Introduzione: la perdita dell’udito è comune e, nei soggetti giovani, può compromettere lo sviluppo sociale e il rendimento scolastico. L’esposizione ai metalli pesanti è stata proposta come un importante fattore di rischio per la perdita dell’udito.

Metodi: abbiamo valutato trasversalmente le associazioni tra i livelli di piombo e di mercurio nel sangue, del cadmio e dell’arsenico nelle urine e la perdita dell’udito determinato con esame audiometrico nei partecipanti di età compresa tra i 12 e i 19 nello studio National Health e Nutrition Examination condotto tra il 2005 e il 2008 dopo aver considerato la complessità dell’indagine.

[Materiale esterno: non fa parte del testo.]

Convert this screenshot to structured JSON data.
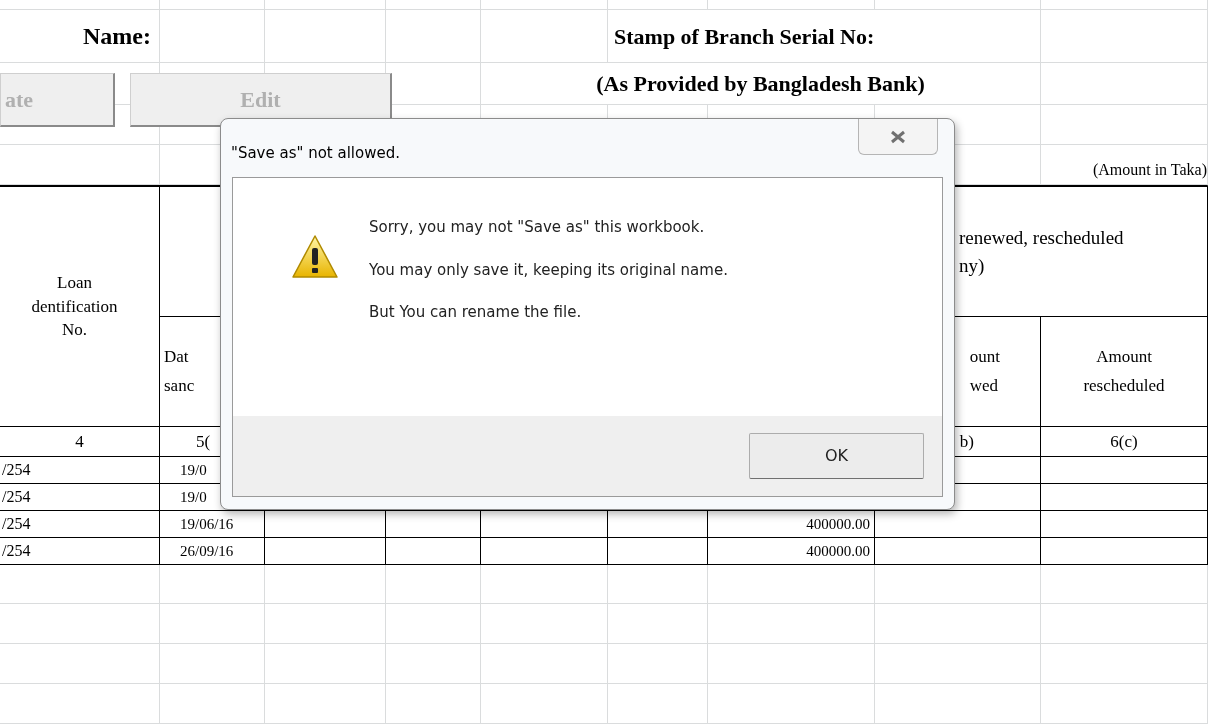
{
  "sheet": {
    "name_label": "Name:",
    "stamp_label": "Stamp of Branch Serial No:",
    "buttons": [
      {
        "label": "ate",
        "disabled": true
      },
      {
        "label": "Edit",
        "disabled": true
      }
    ],
    "provided_note": "(As Provided by Bangladesh Bank)",
    "amount_note": "(Amount in Taka)",
    "table": {
      "header": {
        "loan_id": "Loan\ndentification\nNo.",
        "date_partial": "Dat\nsanc",
        "renewed_group": "renewed, rescheduled\nny)",
        "amount_renewed": "ount\nwed",
        "amount_rescheduled": "Amount\nrescheduled"
      },
      "numbers": [
        "4",
        "5(",
        "b)",
        "6(c)"
      ],
      "rows": [
        {
          "loan_id": "/254",
          "date": "19/0",
          "amount": ""
        },
        {
          "loan_id": "/254",
          "date": "19/0",
          "amount": ""
        },
        {
          "loan_id": "/254",
          "date": "19/06/16",
          "amount": "400000.00"
        },
        {
          "loan_id": "/254",
          "date": "26/09/16",
          "amount": "400000.00"
        }
      ]
    }
  },
  "dialog": {
    "title": "\"Save as\" not allowed.",
    "lines": [
      "Sorry, you may not \"Save as\" this workbook.",
      "You may only save it, keeping its original name.",
      "But You can rename the file."
    ],
    "ok_button": "OK"
  }
}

C’erano 2535 persone disponibili per l’analisi del piombo e del mercurio nel sangue, 878 per i livelli di cadmio nelle urine, e 875 per i livelli di arsenico urinario. È stato utilizzata la regressione logistica  multivariata per calcolare l’odds ratio (OR, indice utilizzato per definire il rapporto di causa-effetto tra due fattori n.d.t.) e il 95% CI (intervallo di confidenza, stima di un parametro presente in un intervallo di valori plausibili per quel parametro n.d.t.).

Risultati: un livello di piombo nel sangue superiore o uguale a 2 mg / dL (per convertire in micromoli per litro, moltiplicare per 0,0483), rispetto ad un livello inferiore a 1 mg / dL è stata associato ad una maggiore probabilità di ipoacusia (OR, 2.22; 95% CI, 1,39-3,56). Gli individui nel più alto quartile dei livelli di cadmio nelle urine avevano una probabilità significativamente più alta di perdita dell’udito rispetto a quelli nel più basso quartile (OR, 3.08, 95% CI, 1,02-9,25). Non c’era alcuna associazione generale tra i quartili di mercurio nel sangue, i livelli di arsenico urinario e la perdita dell’udito.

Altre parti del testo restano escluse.